PROS  (Mostly Intangibles)

(1) Change in policy may have positive fiscal impact.

(2) Change in policy would augment city housing stock.

(3) Change in policy would might stimulate city housing construction.

(4) Change in policy could potentially help fill in city transportation grid.

(5) Change in policy could improve city esthetically.

(6) Change in policy would help iron out inconsistencies that exist with respect to other parts of the city code that address city participation in existing street improvements and annexations.

(7) Change in policy would signal to business community that city is serious about housing issues and is prepared to bear the potential costs and risks to affect the situation.



(1) Change in policy may lead to instances where project has a negative fiscal impact.

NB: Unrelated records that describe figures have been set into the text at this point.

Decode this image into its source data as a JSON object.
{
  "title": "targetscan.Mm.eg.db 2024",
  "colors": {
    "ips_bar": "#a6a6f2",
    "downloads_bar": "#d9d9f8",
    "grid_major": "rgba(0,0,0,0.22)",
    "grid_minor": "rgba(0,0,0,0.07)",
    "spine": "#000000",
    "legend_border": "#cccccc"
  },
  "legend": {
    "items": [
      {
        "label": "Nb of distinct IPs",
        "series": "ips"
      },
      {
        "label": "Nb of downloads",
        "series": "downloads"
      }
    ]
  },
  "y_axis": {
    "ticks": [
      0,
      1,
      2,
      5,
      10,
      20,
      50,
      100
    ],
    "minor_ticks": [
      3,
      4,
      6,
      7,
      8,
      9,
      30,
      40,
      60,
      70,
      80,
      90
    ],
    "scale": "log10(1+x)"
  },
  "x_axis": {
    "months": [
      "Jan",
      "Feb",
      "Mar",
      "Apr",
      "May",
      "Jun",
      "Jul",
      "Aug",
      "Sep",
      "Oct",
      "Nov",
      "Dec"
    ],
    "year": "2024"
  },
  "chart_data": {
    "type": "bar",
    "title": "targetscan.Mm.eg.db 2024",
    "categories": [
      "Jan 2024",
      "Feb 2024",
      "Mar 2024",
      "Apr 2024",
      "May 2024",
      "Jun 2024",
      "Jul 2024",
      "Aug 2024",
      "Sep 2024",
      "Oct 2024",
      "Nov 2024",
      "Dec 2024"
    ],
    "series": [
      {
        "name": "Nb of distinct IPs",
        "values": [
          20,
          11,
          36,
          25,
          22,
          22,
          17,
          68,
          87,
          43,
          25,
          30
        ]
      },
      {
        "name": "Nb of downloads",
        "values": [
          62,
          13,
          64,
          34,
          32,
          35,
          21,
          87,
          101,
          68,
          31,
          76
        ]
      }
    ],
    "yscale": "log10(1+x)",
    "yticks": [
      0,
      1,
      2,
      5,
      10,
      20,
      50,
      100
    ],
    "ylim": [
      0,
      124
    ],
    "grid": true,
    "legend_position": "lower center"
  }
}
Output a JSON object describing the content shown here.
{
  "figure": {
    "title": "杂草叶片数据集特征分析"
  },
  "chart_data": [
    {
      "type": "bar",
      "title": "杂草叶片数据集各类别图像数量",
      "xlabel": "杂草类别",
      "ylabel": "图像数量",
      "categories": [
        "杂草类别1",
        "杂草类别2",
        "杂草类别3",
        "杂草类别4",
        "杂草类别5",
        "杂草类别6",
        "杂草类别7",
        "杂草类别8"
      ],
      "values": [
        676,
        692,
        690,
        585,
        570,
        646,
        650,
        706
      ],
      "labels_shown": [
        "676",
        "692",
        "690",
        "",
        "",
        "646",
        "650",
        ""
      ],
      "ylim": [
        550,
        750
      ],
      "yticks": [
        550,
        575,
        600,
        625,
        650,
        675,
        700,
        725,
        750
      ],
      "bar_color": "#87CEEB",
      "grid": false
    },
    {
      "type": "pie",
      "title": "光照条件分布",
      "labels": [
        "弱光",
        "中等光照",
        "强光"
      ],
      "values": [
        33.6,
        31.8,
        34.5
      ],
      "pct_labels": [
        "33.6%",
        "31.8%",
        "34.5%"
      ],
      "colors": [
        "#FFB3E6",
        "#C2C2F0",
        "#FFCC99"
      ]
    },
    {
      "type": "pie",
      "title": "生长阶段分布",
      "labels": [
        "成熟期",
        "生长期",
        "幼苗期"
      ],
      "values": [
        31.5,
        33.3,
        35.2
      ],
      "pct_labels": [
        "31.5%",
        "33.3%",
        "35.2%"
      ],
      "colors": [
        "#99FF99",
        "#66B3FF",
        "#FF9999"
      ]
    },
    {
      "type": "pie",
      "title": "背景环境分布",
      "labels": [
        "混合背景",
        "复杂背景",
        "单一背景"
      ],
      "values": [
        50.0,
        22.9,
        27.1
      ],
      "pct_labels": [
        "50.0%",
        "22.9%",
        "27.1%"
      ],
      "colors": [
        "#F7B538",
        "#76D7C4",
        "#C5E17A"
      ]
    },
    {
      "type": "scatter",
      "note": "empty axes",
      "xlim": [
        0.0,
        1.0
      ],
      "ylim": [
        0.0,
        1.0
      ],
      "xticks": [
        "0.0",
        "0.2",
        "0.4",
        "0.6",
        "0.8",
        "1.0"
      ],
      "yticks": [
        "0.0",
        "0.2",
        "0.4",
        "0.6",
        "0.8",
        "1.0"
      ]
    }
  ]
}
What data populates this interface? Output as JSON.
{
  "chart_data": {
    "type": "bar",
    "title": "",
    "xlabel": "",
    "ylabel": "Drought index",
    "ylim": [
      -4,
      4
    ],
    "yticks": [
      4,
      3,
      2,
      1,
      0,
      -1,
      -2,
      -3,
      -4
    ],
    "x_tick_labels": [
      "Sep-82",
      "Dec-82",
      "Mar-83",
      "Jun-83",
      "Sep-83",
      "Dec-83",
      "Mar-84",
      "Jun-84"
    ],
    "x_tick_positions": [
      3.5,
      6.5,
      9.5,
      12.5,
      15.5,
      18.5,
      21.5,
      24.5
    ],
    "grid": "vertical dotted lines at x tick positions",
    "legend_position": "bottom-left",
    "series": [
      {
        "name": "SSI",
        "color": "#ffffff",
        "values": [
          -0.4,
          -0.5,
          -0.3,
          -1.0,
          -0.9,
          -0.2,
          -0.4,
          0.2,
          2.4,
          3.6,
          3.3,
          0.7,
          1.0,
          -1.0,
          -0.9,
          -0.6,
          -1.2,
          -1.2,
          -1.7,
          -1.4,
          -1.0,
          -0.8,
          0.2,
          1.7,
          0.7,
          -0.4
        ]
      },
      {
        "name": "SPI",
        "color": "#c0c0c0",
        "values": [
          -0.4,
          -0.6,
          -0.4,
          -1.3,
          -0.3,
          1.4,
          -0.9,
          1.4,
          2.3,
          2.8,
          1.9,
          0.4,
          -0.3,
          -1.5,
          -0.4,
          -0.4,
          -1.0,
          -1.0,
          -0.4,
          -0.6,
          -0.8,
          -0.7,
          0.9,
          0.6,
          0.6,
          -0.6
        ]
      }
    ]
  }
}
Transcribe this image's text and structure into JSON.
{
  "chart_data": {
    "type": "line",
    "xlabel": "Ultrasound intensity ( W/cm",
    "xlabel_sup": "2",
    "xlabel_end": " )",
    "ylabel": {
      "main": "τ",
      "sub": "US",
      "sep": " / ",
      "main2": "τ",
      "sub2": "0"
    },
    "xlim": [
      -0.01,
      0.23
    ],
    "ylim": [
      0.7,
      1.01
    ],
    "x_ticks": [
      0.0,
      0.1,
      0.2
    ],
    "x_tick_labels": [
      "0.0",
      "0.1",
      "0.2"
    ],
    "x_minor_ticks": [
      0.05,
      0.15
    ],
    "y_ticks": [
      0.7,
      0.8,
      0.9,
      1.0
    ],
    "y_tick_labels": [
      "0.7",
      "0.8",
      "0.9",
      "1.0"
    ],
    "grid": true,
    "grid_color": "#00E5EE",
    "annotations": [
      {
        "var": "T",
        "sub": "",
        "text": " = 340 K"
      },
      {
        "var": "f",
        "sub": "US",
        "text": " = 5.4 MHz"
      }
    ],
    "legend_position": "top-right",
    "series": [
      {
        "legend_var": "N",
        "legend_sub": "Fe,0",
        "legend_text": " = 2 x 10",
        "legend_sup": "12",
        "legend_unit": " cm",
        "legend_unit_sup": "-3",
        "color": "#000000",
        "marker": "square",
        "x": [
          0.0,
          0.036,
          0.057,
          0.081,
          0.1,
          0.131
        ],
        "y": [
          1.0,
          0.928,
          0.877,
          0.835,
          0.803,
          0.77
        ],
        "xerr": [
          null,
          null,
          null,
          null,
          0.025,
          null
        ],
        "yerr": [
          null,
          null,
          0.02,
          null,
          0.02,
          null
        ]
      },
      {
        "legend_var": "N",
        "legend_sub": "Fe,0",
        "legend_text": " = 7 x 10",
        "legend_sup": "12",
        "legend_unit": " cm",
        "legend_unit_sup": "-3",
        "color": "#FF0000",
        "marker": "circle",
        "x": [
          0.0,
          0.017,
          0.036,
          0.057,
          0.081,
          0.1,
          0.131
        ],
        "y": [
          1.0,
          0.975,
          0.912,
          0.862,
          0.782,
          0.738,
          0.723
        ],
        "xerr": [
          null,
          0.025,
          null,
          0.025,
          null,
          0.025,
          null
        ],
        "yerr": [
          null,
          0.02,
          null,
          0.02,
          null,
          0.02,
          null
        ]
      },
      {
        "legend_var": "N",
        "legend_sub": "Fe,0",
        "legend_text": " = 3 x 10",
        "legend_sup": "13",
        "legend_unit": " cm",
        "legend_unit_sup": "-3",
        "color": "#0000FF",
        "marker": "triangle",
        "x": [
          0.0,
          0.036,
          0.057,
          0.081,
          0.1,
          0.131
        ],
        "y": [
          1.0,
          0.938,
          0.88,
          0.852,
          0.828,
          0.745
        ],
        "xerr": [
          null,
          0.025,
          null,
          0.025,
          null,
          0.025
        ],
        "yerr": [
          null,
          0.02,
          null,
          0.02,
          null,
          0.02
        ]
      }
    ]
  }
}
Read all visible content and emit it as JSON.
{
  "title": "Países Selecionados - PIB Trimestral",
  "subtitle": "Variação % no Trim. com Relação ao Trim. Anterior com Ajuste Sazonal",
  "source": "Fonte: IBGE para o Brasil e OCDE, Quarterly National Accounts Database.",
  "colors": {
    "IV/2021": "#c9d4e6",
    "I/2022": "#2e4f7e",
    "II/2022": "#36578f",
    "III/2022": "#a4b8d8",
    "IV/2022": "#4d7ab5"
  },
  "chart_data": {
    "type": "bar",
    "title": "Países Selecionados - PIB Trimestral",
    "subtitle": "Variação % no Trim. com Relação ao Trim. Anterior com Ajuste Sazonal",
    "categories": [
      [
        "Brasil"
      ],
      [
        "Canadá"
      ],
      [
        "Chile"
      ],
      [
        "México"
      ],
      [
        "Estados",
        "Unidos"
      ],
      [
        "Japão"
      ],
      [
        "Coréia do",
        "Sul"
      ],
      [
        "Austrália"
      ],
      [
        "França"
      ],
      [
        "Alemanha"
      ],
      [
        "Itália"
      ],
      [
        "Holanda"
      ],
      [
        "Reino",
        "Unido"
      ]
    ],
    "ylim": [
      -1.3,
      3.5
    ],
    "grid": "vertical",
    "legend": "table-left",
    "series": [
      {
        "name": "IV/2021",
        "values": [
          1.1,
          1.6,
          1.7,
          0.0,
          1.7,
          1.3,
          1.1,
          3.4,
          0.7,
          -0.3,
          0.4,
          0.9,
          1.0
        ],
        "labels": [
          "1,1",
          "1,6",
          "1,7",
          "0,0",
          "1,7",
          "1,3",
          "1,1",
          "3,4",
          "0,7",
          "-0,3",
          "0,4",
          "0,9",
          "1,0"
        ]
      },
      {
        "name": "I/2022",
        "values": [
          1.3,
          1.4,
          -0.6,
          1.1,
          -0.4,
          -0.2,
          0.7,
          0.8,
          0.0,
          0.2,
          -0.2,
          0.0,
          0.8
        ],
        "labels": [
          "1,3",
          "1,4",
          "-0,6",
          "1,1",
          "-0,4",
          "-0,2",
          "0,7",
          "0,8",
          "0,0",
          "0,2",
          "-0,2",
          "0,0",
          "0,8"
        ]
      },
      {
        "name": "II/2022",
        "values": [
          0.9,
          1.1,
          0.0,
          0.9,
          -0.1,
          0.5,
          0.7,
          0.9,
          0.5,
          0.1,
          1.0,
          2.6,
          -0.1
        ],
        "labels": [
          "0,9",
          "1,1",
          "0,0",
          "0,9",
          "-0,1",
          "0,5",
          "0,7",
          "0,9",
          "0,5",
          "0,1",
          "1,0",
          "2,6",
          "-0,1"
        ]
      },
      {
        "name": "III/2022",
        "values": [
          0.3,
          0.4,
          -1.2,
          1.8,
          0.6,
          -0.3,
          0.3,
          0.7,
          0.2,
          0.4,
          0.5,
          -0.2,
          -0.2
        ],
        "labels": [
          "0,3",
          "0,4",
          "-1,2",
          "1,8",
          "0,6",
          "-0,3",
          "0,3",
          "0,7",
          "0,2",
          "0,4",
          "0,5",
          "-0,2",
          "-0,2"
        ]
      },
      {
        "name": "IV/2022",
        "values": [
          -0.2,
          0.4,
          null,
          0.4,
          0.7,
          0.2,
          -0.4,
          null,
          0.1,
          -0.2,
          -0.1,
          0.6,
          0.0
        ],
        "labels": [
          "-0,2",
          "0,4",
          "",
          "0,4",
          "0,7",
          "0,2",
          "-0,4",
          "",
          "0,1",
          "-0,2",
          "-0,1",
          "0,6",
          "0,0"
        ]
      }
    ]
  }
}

(2) Change in policy could lead to potential bias/favoritism in deciding city participation.

(3) Change in policy could introduce high level of complexity into decision-making that average person is not equipped to understand.  Most of the important parameters in determining whether the policy will lead to positive fiscal impacts are highly speculative.

(4) Change in policy might potentially result in a less transparency in decision-making.

(5) Change in policy leads to inconsistencies with respect to treatment of major subdivision developers if they are excluded.

(6) Change in policy would make the city a real estate market speculator (because neither future interest rates, property values, or participant reliability can be known with certainty).

(7) Even if the project yields a positive fiscal impact, the rate of return from the investment may be lower than what can be obtained by investing in short-term securities (e.g., money market).

(8) Although fairly common several decades ago, few if any municipalities currently offer subdivision municipal infrastructure assistance programs like the one proposed here.  Why not?

(9) If the program proposed here is desirable, why hasn’t the County offered to participate in some fashion as well?


1In addition, Mr. Combs has asked the City to provide water taps for the development because of his willingness earlier to consent to a property easement on Winifred Road.  This issue is distinct from the question of whether or not the City should in principle participate in such projects and should not be raised in the same.